I puppy-sat an adorable 12 week old golden retriever today. I was a little nervous about how Reagan would respond to a rambunctious puppy, especially since she's still recovering from surgery. She's never met a puppy since I've adopted her so it was a new experience. She did great! She shared her toys and played with him and let him play really rough with her while she was gentle. I was so proud of her! She can get a little jealous about me giving other dogs attention, but she loved this little guy! She actually cried some when he left. I love my girl so much and am really proud of how great she did. 

View attachment 278586


View attachment 278594


----------



## annap24 (Jul 22, 2014)




----------



## Asten (Feb 1, 2015)

awww they're already so cute together!! Can't wait to see pics and hear stories as he grows up!


----------



## annap24 (Jul 22, 2014)

Asten said:


> awww they're already so cute together!! Can't wait to see pics and hear stories as he grows up!


Thank you! They are adorable together. :wub: Unfortunately I won't be puppy-sitting frequently, but if I ever watch him again I'll be sure to post more pictures!


----------



## Msmaria (Mar 2, 2013)

I'm glad to see Reagan doing do well and enjoying her new friend.
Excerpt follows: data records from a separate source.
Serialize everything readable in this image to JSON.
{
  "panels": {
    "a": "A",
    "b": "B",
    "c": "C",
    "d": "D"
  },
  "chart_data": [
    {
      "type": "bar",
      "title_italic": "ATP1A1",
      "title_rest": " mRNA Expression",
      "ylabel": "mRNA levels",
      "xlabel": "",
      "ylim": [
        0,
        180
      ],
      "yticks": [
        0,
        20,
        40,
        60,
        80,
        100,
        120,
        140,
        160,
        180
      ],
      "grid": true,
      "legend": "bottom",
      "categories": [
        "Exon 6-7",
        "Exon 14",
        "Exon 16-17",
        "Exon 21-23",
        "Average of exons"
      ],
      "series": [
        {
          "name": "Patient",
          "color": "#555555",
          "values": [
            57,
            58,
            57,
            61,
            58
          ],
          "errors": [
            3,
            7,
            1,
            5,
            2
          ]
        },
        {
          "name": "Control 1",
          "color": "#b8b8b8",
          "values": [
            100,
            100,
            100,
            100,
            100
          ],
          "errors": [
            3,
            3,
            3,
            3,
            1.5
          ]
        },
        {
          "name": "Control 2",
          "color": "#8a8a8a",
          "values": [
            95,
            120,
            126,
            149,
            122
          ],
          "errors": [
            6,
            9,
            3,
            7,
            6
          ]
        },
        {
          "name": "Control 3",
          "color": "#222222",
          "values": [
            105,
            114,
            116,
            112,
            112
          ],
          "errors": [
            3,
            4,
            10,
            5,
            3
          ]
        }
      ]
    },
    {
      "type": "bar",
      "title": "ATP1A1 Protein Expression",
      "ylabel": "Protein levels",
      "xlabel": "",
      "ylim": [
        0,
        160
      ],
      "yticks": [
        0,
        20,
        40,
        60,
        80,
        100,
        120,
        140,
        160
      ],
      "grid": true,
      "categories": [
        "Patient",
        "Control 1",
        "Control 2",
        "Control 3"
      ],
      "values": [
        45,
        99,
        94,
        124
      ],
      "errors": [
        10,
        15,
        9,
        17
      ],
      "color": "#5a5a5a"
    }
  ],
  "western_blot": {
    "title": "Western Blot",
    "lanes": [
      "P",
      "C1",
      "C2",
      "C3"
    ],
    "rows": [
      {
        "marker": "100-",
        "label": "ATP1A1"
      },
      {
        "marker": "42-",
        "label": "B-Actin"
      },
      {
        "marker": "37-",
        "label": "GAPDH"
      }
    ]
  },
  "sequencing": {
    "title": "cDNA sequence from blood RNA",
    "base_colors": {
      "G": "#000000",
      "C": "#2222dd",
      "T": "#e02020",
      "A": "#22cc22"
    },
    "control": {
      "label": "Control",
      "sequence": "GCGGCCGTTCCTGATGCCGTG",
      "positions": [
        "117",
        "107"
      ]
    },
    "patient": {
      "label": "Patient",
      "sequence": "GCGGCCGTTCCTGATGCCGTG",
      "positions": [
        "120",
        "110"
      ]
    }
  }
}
Although who could not befriend that adorable face.


----------



## Cheyanna (Aug 18, 2012)

What a sweet girl


----------



## Asten (Feb 1, 2015)

ahh I just realized you'd said you were puppysitting


----------



## Ruger Monster (Jan 29, 2015)

Very cute :wub:


----------



## KathrynApril (Oct 3, 2013)

Adorable! I see a lot of people who own a GSD & a Golden Retreiver. My guy LOVES goldens. If I was ever to have a two dog household I probably would get a Golden if I didn't get a second GSD.
Will your girl get to visit with this puppy again in the future?


----------



## kelbonc (Aug 25, 2014)

Very cute photos. Your sweet girl did so well sharing the spotlight with that very cute puppy!!


----------



## annap24 (Jul 22, 2014)

Thanks everyone for the kind words!  



KathrynApril said:


> Adorable! I see a lot of people who own a GSD & a Golden Retreiver. My guy LOVES goldens. If I was ever to have a two dog household I probably would get a Golden if I didn't get a second GSD.
> Will your girl get to visit with this puppy again in the future?
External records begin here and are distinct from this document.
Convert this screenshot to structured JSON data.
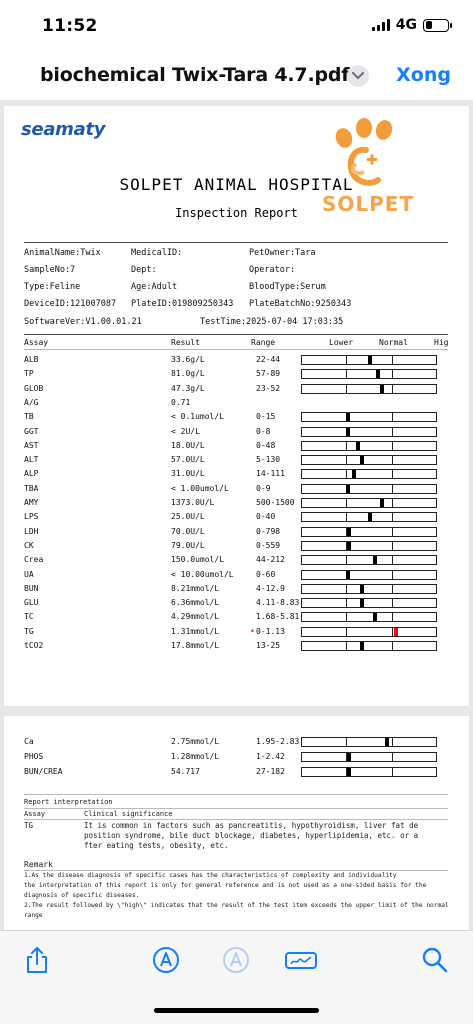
{
  "status_bar": {
    "time": "11:52",
    "network": "4G"
  },
  "nav": {
    "title": "biochemical Twix-Tara 4.7.pdf",
    "done_label": "Xong"
  },
  "doc": {
    "brand": "seamaty",
    "logo_text": "SOLPET",
    "hospital": "SOLPET ANIMAL HOSPITAL",
    "subtitle": "Inspection Report",
    "info": {
      "animal_name": "AnimalName:Twix",
      "medical_id": "MedicalID:",
      "pet_owner": "PetOwner:Tara",
      "sample_no": "SampleNo:7",
      "dept": "Dept:",
      "operator": "Operator:",
      "type": "Type:Feline",
      "age": "Age:Adult",
      "blood_type": "BloodType:Serum",
      "device_id": "DeviceID:121007087",
      "plate_id": "PlateID:019809250343",
      "plate_batch": "PlateBatchNo:9250343",
      "software": "SoftwareVer:V1.00.01.21",
      "test_time": "TestTime:2025-07-04 17:03:35"
    },
    "columns": {
      "assay": "Assay",
      "result": "Result",
      "range": "Range",
      "lower": "Lower",
      "normal": "Normal",
      "high": "Hig"
    },
    "rows": [
      {
        "assay": "ALB",
        "result": "33.6g/L",
        "range": "22-44",
        "level": 0.5
      },
      {
        "assay": "TP",
        "result": "81.0g/L",
        "range": "57-89",
        "level": 0.56
      },
      {
        "assay": "GLOB",
        "result": "47.3g/L",
        "range": "23-52",
        "level": 0.59
      },
      {
        "assay": "A/G",
        "result": "0.71",
        "range": "",
        "level": null
      },
      {
        "assay": "TB",
        "result": "< 0.1umol/L",
        "range": "0-15",
        "level": 0.33
      },
      {
        "assay": "GGT",
        "result": "< 2U/L",
        "range": "0-8",
        "level": 0.33
      },
      {
        "assay": "AST",
        "result": "18.0U/L",
        "range": "0-48",
        "level": 0.41
      },
      {
        "assay": "ALT",
        "result": "57.0U/L",
        "range": "5-130",
        "level": 0.44
      },
      {
        "assay": "ALP",
        "result": "31.0U/L",
        "range": "14-111",
        "level": 0.38
      },
      {
        "assay": "TBA",
        "result": "< 1.00umol/L",
        "range": "0-9",
        "level": 0.33
      },
      {
        "assay": "AMY",
        "result": "1373.0U/L",
        "range": "500-1500",
        "level": 0.59
      },
      {
        "assay": "LPS",
        "result": "25.0U/L",
        "range": "0-40",
        "level": 0.5
      },
      {
        "assay": "LDH",
        "result": "70.0U/L",
        "range": "0-798",
        "level": 0.34
      },
      {
        "assay": "CK",
        "result": "79.0U/L",
        "range": "0-559",
        "level": 0.34
      },
      {
        "assay": "Crea",
        "result": "150.0umol/L",
        "range": "44-212",
        "level": 0.54
      },
      {
        "assay": "UA",
        "result": "< 10.00umol/L",
        "range": "0-60",
        "level": 0.33
      },
      {
        "assay": "BUN",
        "result": "8.21mmol/L",
        "range": "4-12.9",
        "level": 0.44
      },
      {
        "assay": "GLU",
        "result": "6.36mmol/L",
        "range": "4.11-8.83",
        "level": 0.44
      },
      {
        "assay": "TC",
        "result": "4.29mmol/L",
        "range": "1.68-5.81",
        "level": 0.54
      },
      {
        "assay": "TG",
        "result": "1.31mmol/L",
        "range": "0-1.13",
        "level": 0.7,
        "flag": "•",
        "flag_color": "#e01010"
      },
      {
        "assay": "tCO2",
        "result": "17.8mmol/L",
        "range": "13-25",
        "level": 0.44
      }
    ],
    "rows2": [
      {
        "assay": "Ca",
        "result": "2.75mmol/L",
        "range": "1.95-2.83",
        "level": 0.63
      },
      {
        "assay": "PHOS",
        "result": "1.28mmol/L",
        "range": "1-2.42",
        "level": 0.34
      },
      {
        "assay": "BUN/CREA",
        "result": "54.717",
        "range": "27-182",
        "level": 0.34
      }
    ],
    "interpretation": {
      "heading": "Report interpretation",
      "col_assay": "Assay",
      "col_sig": "Clinical significance",
      "item": "TG",
      "lines": [
        "It is common in factors such as pancreatitis, hypothyroidism, liver fat de",
        "position syndrome, bile duct blockage, diabetes, hyperlipidemia, etc. or a",
        "fter eating tests, obesity, etc."
      ]
    },
    "remark": {
      "heading": "Remark",
      "lines": [
        "1.As the disease diagnosis of specific cases has the characteristics of complexity and individuality",
        " the interpretation of this report is only for general reference and is not used as a one-sided basis for the",
        "diagnosis of specific diseases.",
        "2.The result followed by \\\"high\\\" indicates that the result of the test item exceeds the upper limit of the normal",
        "range"
      ]
    }
  },
  "toolbar": {
    "icons": [
      "share-icon",
      "markup-icon",
      "markup-icon-disabled",
      "signature-icon",
      "search-icon"
    ]
  }
}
I have seen a lot of people with GSDs and Goldens too! I personally have a GSD, a lab, and a lab/hound mix. I would love to get a Golden later in life. I hope Reagan gets to see this guy again! I'm a puppy raiser for a service dog foundation so I babysit puppies when I get a chance. This guy was so wonderful that I'm hoping to keep him again soon!


----------